Через неделю Леону Амундсену назначают аудиенцию во дворце: «Король был весьма любезен и продержал меня целых три четверти часа». Хотя участники встречи не причисляют себя к полярникам, оба живо следят за развитием событий в Антарктике. Во время аудиенции Его величество высказывает мнение, что американец Пири, хоть он и адмирал, никак не мог побывать в самой северной точке земного шара. Посему король Хокон тоже считает, что Руалу Амундсену следует вернуться на родину «только после похода к Северному полюсу».

Как организатору потенциальных телеграмм в связи с покорением Южного полюса Леону весьма пригодится этот разговор с монархом. В силу обстоятельств их необычайное предприятие разыгрывается на довольно высоком уровне: «Само собой разумеется, англичане завидуют нам, а французы держат их сторону (из политических соображений), немцы же всецело поглощены Фильхнером. [В 1911 году Вильгельм Фильхнер отправился на корабле "Дойчланд" к берегам Антарктиды. — Т. Б.-Л.] Я надеялся заинтересовать американцев, и, возможно, мне это удастся».

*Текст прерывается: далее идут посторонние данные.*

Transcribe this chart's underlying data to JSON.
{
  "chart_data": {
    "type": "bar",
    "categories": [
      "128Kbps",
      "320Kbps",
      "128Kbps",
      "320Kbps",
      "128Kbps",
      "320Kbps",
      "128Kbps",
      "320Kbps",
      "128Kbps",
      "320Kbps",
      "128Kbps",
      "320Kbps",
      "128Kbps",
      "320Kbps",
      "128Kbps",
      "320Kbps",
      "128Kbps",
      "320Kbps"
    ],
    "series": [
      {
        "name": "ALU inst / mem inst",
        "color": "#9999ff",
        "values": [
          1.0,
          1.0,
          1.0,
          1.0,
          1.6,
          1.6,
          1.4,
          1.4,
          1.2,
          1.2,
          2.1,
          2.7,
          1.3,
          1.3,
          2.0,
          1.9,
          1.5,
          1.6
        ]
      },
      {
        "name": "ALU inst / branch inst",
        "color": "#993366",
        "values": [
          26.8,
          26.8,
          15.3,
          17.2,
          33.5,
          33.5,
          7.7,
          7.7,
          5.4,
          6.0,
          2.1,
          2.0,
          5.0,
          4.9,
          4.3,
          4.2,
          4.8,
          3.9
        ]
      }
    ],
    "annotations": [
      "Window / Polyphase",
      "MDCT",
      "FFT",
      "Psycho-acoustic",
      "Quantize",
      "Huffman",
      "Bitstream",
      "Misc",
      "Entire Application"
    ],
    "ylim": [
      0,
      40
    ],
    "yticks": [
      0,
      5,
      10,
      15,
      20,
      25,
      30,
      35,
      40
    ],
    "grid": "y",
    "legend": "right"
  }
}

Примерно 1 сентября 1911 года Леон заканчивает письмо к брату, которое «Фрам» должен доставить тому из Буэнос-Айреса: «Здесь уже наступает осень, но для тебя это означает начало весны, так что нынешняя смена сезона грустна менее обычного. Я знаю, что теперь ты предпримешь основной бросок на юг, и буду мысленно следовать за тобой каждый день твоего долгого и опасного пути».